Erschienen am 20.01.2013

Die Welt am Sonntag

Rot-Grün will mit öffentlichen Verkehrsmitteln gegen die Staus auf den Straßen von NRW ankämpfen. Das könnte teuer werden

Ob sie mit Bussen oder Bahnen schneller zur Arbeit gekommen wären? Hunderttausende Autofahrer dürften sich diese Frage Anfang der Woche gestellt haben, als sie auf Autobahnen und im Innenstadtverkehr feststeckten, zentimeterweise dahintuckerten und den Radiomeldungen von Staus ab zehn Kilometer Länge lauschten.

Dem ÖPNV bot das wetterbedingte Stauchaos an Rhein und Ruhr somit eine Chance, für sich zu werben. Allein: Sie wurde vertan. Denn auch bei Bussen, Bahnen und Regionalzügen kam es aufgrund von Schnee und Eis zu teils massiven Verspätungen und Ausfällen.

Das Timing war also ungünstig für den jüngsten Pro-ÖPNV-Vorstoß des Verkehrsministeriums. Dessen Kommission für die Zukunft öffentlicher Verkehrsmittel präsentierte nun eine Art Masterplan, um das Fahren mit Bus, Bahn und Regionalzug so attraktiv zu gestalten, dass Autofahrer vermehrt auf die Öffentlichen umsteigen.

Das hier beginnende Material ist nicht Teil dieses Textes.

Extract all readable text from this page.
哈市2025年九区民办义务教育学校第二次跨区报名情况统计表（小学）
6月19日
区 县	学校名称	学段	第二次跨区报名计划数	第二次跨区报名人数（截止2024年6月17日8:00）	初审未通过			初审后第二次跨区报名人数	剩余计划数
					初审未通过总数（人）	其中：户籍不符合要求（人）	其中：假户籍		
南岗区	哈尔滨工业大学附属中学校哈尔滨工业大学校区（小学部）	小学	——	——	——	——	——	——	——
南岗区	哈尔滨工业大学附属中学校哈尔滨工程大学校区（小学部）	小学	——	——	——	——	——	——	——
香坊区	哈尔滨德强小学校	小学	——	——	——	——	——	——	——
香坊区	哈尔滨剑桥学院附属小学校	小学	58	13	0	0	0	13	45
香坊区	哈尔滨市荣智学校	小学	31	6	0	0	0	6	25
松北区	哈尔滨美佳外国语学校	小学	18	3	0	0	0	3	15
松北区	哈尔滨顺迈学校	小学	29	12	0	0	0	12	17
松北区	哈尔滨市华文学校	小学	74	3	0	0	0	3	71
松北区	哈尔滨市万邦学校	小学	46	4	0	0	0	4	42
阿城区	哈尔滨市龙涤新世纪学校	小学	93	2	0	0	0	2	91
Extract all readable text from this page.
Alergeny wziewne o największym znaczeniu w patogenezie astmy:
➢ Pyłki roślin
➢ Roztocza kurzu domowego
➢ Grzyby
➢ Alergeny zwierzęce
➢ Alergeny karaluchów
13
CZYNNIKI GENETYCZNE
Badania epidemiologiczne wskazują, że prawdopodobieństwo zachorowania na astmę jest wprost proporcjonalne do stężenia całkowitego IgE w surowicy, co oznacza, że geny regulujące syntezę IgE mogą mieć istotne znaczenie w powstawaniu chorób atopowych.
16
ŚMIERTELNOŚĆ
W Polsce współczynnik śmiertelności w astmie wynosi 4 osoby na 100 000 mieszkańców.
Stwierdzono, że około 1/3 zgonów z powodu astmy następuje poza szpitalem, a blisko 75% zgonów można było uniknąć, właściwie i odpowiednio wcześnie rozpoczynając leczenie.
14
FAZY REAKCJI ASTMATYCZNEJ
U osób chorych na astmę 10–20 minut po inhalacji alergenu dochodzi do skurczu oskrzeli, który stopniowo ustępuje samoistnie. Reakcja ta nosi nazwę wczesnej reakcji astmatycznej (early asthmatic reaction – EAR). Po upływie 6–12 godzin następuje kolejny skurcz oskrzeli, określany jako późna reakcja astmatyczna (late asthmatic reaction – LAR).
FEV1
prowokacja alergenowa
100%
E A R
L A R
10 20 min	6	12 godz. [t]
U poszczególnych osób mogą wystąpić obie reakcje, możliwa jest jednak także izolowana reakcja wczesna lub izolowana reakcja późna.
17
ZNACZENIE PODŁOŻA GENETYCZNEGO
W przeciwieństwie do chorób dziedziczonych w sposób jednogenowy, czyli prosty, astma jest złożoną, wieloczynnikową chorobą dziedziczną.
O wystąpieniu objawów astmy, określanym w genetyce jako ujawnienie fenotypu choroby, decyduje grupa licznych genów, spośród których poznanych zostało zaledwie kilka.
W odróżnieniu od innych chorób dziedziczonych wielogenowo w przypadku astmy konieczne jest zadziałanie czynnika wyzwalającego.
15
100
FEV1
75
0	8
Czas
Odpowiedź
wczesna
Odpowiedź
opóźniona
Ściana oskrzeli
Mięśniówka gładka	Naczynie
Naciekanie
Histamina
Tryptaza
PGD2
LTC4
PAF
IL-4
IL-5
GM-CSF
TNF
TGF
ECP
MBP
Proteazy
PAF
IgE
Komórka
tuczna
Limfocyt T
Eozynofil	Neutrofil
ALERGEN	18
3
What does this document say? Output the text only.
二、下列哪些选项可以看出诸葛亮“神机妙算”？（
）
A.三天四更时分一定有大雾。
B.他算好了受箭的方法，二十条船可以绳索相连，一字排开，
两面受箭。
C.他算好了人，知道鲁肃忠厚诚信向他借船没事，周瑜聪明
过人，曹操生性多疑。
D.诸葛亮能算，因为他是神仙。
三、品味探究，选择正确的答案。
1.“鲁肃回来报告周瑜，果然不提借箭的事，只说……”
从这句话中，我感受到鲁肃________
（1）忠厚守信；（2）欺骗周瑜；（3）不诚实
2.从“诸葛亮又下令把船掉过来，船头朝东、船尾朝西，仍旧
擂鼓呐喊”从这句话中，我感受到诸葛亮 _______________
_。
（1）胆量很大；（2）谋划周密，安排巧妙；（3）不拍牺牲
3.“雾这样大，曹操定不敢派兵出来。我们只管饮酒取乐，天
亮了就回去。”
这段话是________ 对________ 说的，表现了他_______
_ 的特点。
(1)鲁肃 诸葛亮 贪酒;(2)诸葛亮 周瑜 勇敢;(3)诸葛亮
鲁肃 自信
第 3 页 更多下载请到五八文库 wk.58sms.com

Ambitioniert ist dieses Ziel allemal. Bislang jedenfalls macht der private Auto- und Motorradverkehr 80 Prozent aller Fahrten aus. Die Bürger ziehen das Auto Bussen und Bahnen eindeutig vor. Ist es da überhaupt möglich, den ÖPNV zu einer überzeugenden Alternative aufzupeppen? Nötig wäre es. Nähmen Bus und Bahn ein Stück des Autoverkehrs auf, würde dies Staus abbauen und Autofahrer erfreuen, aber auch den auf freie Straßen angewiesenen Standort NRW stützen. Immerhin ereignen sich in NRW 30 Prozent aller bundesweiten Staus (mit steigender Tendenz). Eine Wende hin zum ÖPNV würde obendrein den Ausstoß klima- und gesundheitsschädigender Abgase reduzieren, so bestätigen Regierung und Opposition übereinstimmend.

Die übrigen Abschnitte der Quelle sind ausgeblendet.